01/02/19: Cheryl Strayed – Wild: A Journey from Lost to Found (2012)


“Foot speed was a profoundly different way of moving through the world than my normal modes of travel. Miles weren’t things that blazed dully past. They were long, intimate straggles of weeds and clumps of dirt, blades of grass and flowers that bent in the wind, trees that lumbered and screeched. They were the sound of my breath and my feet hitting the trail one step at a time and the click of my ski pole. The PCT had taught me what a mile was. I was humble before each and every one.”
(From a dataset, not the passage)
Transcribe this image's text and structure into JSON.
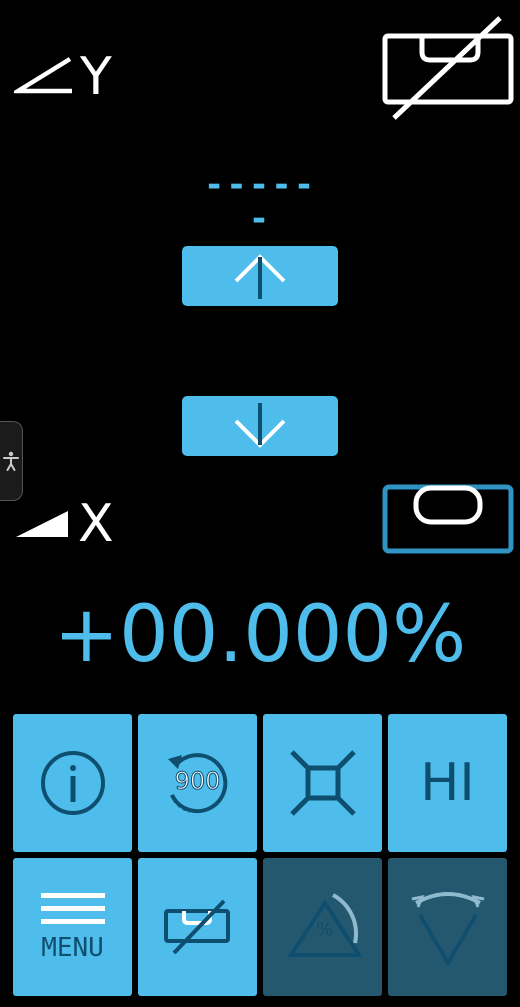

When her mother dies and her personal life unravels (one-night stands, divorce, heroin), Cheryl Strayed decides to walk the PCT (Pacific Crest Trail) from Mohave, California, to the Bridge of the Gods on the border of Oregon and Washington. Even with sections of the route being missed, it ends up being a journey of 1,100 miles.

Along the way she evades rattlesnakes and bears, struggling through parched deserts and deep snow. She has excruciating foot pain and loses toenails, but meets kindly strangers, makes some hiking friends and starts to come to terms with her past.

It’s hugely readable. The film made in 2014 is a fairly faithful adaptation of this text, but suffers from condensing such a detailed narrative into a couple of hours and somehow seemed a more disturbing tale overall. It’s also harder for a film to show an emotional transformation, which is perhaps the real subject of Wild.

The book is far more varied in tone, with plenty of gentle humour amid the soul-searching and recollection. You end up admiring her spirit and determination. And if you like walking, as I do, it leaves you yearning to undertake your own epic journey.